Federal Reserve Chair Jerome Powell stated in December:
“The U.S. economy is performing very, very well, but we have to stay on task with monetary policy tight enough to bring inflation to 2%.”

Fiscal Risks and the Bond Market’s Warning

While Trump has formed an informal Department of Government Efficiency to cut spending, there is no plan to address the main drivers of the deficit—healthcare and retirement benefits.

  • The bond market is signaling concerns, with rising Treasury yields reflecting fears over inflation and fiscal discipline.
  • Fed Governor Christopher Waller recently warned that if fiscal deficits don’t improve, markets may demand a higher premium on U.S. debt.

Waller stated:
“If fiscal deficits do not improve, at some point, the markets will demand a premium, and we are starting to see that unfold.”

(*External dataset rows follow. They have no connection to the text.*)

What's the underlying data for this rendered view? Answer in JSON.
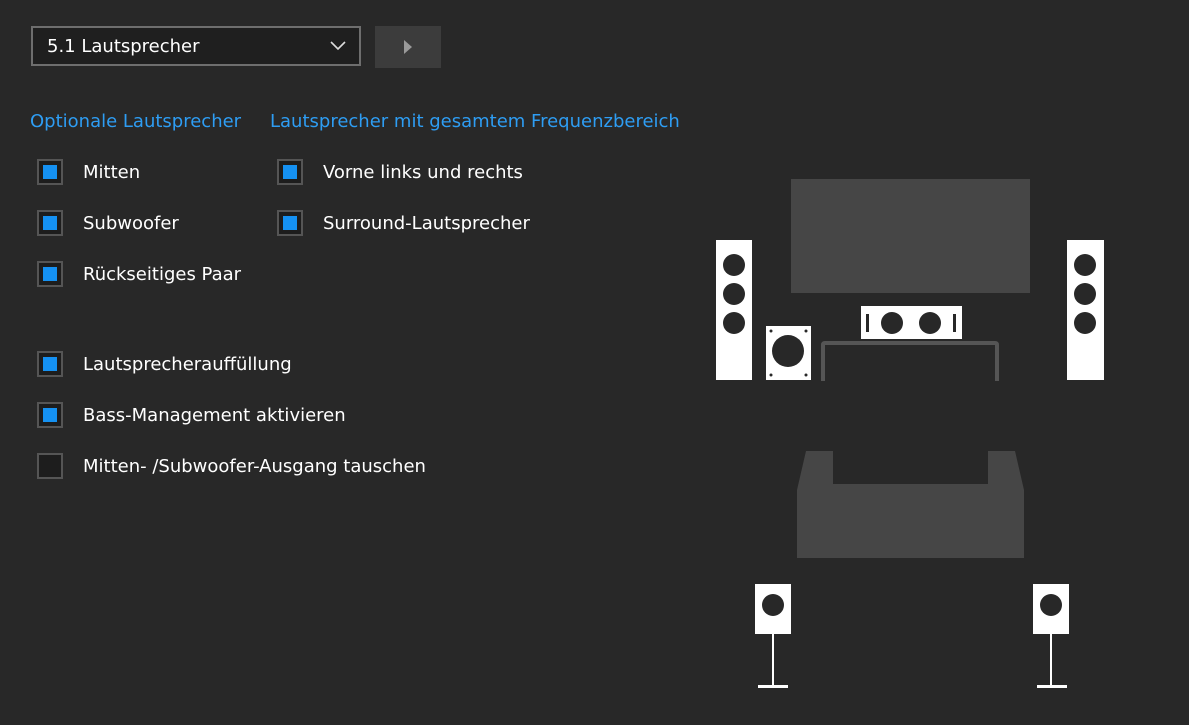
{
  "config_select": {
    "value": "5.1 Lautsprecher",
    "icon": "chevron-down-icon"
  },
  "test_button": {
    "icon": "play-icon"
  },
  "sections": {
    "optional_title": "Optionale Lautsprecher",
    "fullrange_title": "Lautsprecher mit gesamtem Frequenzbereich"
  },
  "optional_speakers": [
    {
      "label": "Mitten",
      "checked": true
    },
    {
      "label": "Subwoofer",
      "checked": true
    },
    {
      "label": "Rückseitiges Paar",
      "checked": true
    }
  ],
  "fullrange_speakers": [
    {
      "label": "Vorne links und rechts",
      "checked": true
    },
    {
      "label": "Surround-Lautsprecher",
      "checked": true
    }
  ],
  "options": [
    {
      "label": "Lautsprecherauffüllung",
      "checked": true
    },
    {
      "label": "Bass-Management aktivieren",
      "checked": true
    },
    {
      "label": "Mitten- /Subwoofer-Ausgang tauschen",
      "checked": false
    }
  ],
  "colors": {
    "background": "#282828",
    "accent": "#2e9df3",
    "checkbox_fill": "#1591f2",
    "speaker": "#ffffff",
    "furniture": "#464646"
  }
}
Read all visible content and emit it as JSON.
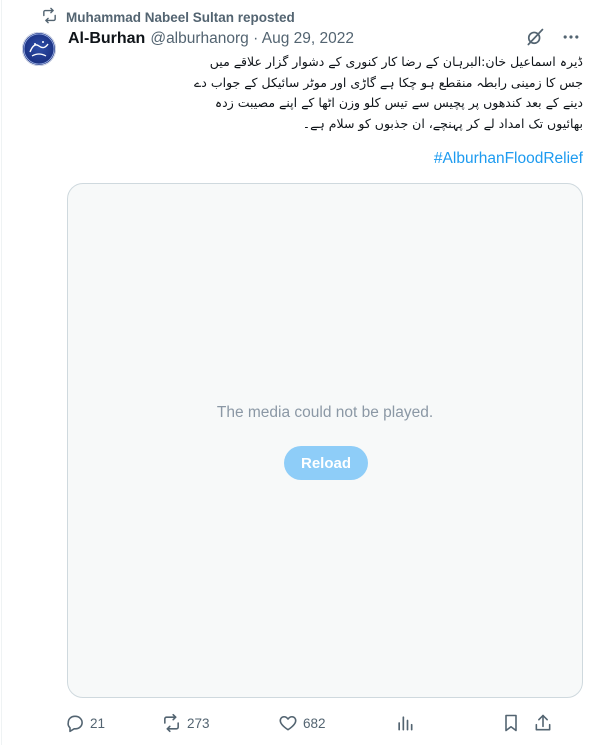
{
  "repost": {
    "icon": "repost-icon",
    "text": "Muhammad Nabeel Sultan reposted"
  },
  "author": {
    "avatar_text": "البرهان",
    "name": "Al-Burhan",
    "handle": "@alburhanorg",
    "separator": "·",
    "date": "Aug 29, 2022"
  },
  "header_icons": [
    "grok-icon",
    "more-icon"
  ],
  "tweet": {
    "lines": [
      "ڈیرہ اسماعیل خان:البرہان کے رضا کار کنوری کے دشوار گزار علاقے میں",
      "جس کا زمینی رابطہ منقطع ہو چکا ہے گاڑی اور موٹر سائیکل کے جواب دے",
      "دینے کے بعد کندھوں پر پچیس سے تیس کلو وزن اٹھا کے اپنے مصیبت زدہ",
      "بھائیوں تک امداد لے کر پہنچے، ان جذبوں کو سلام ہے۔"
    ],
    "hashtag": "#AlburhanFloodRelief"
  },
  "media": {
    "message": "The media could not be played.",
    "reload_label": "Reload",
    "background": "#f7f9f9",
    "reload_color": "#8ecdf8"
  },
  "actions": {
    "replies": "21",
    "reposts": "273",
    "likes": "682"
  },
  "colors": {
    "accent": "#1d9bf0",
    "secondary_text": "#536471",
    "primary_text": "#0f1419"
  }
}
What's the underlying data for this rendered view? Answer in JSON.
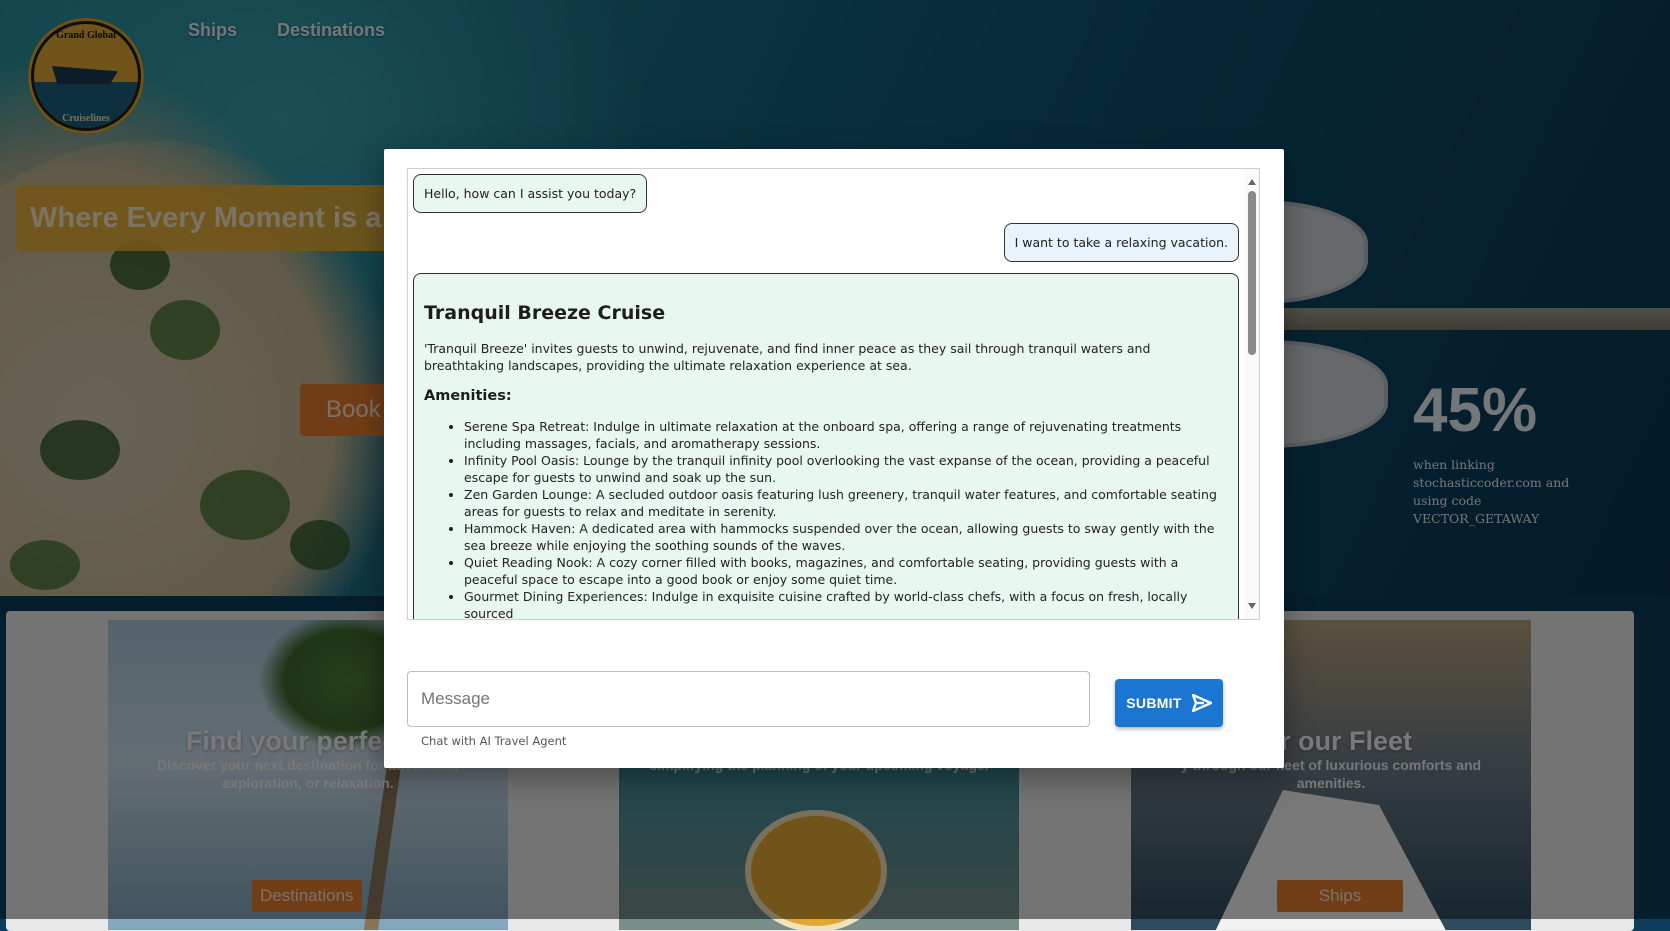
{
  "header": {
    "logo": {
      "text_top": "Grand Global",
      "text_bottom": "Cruiselines"
    },
    "nav": [
      "Ships",
      "Destinations"
    ]
  },
  "hero": {
    "tagline": "Where Every Moment is a",
    "book_label": "Book",
    "promo": {
      "percent": "45%",
      "text": "when linking stochasticcoder.com and using code VECTOR_GETAWAY"
    }
  },
  "cards": [
    {
      "title": "Find your perfect g",
      "desc": "Discover your next destination for adventure, exploration, or relaxation.",
      "button": "Destinations"
    },
    {
      "title": "",
      "desc": "simplifying the planning of your upcoming voyage.",
      "button": ""
    },
    {
      "title": "ver our Fleet",
      "desc": "y through our fleet of luxurious comforts and amenities.",
      "button": "Ships"
    }
  ],
  "chat": {
    "messages": {
      "bot_greeting": "Hello, how can I assist you today?",
      "user": "I want to take a relaxing vacation."
    },
    "response": {
      "title": "Tranquil Breeze Cruise",
      "description": "'Tranquil Breeze' invites guests to unwind, rejuvenate, and find inner peace as they sail through tranquil waters and breathtaking landscapes, providing the ultimate relaxation experience at sea.",
      "amenities_heading": "Amenities:",
      "amenities": [
        "Serene Spa Retreat: Indulge in ultimate relaxation at the onboard spa, offering a range of rejuvenating treatments including massages, facials, and aromatherapy sessions.",
        "Infinity Pool Oasis: Lounge by the tranquil infinity pool overlooking the vast expanse of the ocean, providing a peaceful escape for guests to unwind and soak up the sun.",
        "Zen Garden Lounge: A secluded outdoor oasis featuring lush greenery, tranquil water features, and comfortable seating areas for guests to relax and meditate in serenity.",
        "Hammock Haven: A dedicated area with hammocks suspended over the ocean, allowing guests to sway gently with the sea breeze while enjoying the soothing sounds of the waves.",
        "Quiet Reading Nook: A cozy corner filled with books, magazines, and comfortable seating, providing guests with a peaceful space to escape into a good book or enjoy some quiet time.",
        "Gourmet Dining Experiences: Indulge in exquisite cuisine crafted by world-class chefs, with a focus on fresh, locally sourced"
      ]
    },
    "input": {
      "placeholder": "Message",
      "value": "",
      "helper": "Chat with AI Travel Agent"
    },
    "submit_label": "SUBMIT"
  },
  "colors": {
    "accent": "#1b76d2",
    "bot_bubble": "#e8f8ee",
    "user_bubble": "#e9f3fb",
    "orange": "#e07a2c",
    "gold": "#e0a833"
  }
}
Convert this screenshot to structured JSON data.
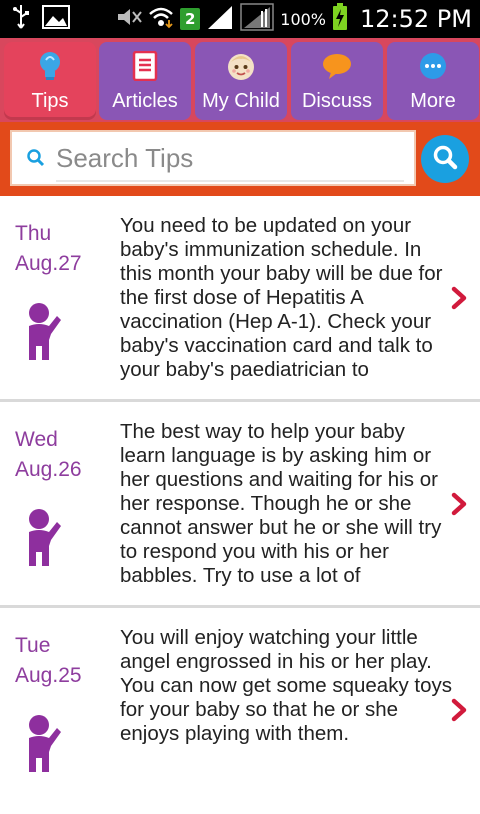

Trump’s Policies Could Add Inflationary Pressures

With the economy already near full capacity, policies such as:

  • Tariffs on imports could raise costs for businesses and consumers.
  • Tighter immigration policies could reduce labor supply and push wages higher.
  • Tax cuts without spending reductions could increase deficits and drive interest rates higher.

These factors could force the Federal Reserve to keep interest rates high, limiting any room for aggressive rate cuts in 2025.

Uncertainty Over Trump’s Economic Strategy

Fed officials and economists remain uncertain about how Trump’s economic plans will play out. The December Fed meeting minutes indicated concerns that new trade policies could slow growth and raise unemployment.

Richmond Fed President Tom Barkin cautiously noted:
“I expect more upside than downside in terms of growth, but some of Trump’s policies could be walked back if they prove damaging.”

Looking Ahead: Stability or Disruption?

As Trump prepares to take office, investors and policymakers will closely watch:

  • His approach to trade and tariffs.
  • How his administration handles fiscal deficits.
  • The Federal Reserve’s response to policy shifts.

With the U.S. economy already performing well, Trump’s greatest challenge may be ensuring his policies don’t disrupt growth, raise inflation, or unsettle markets.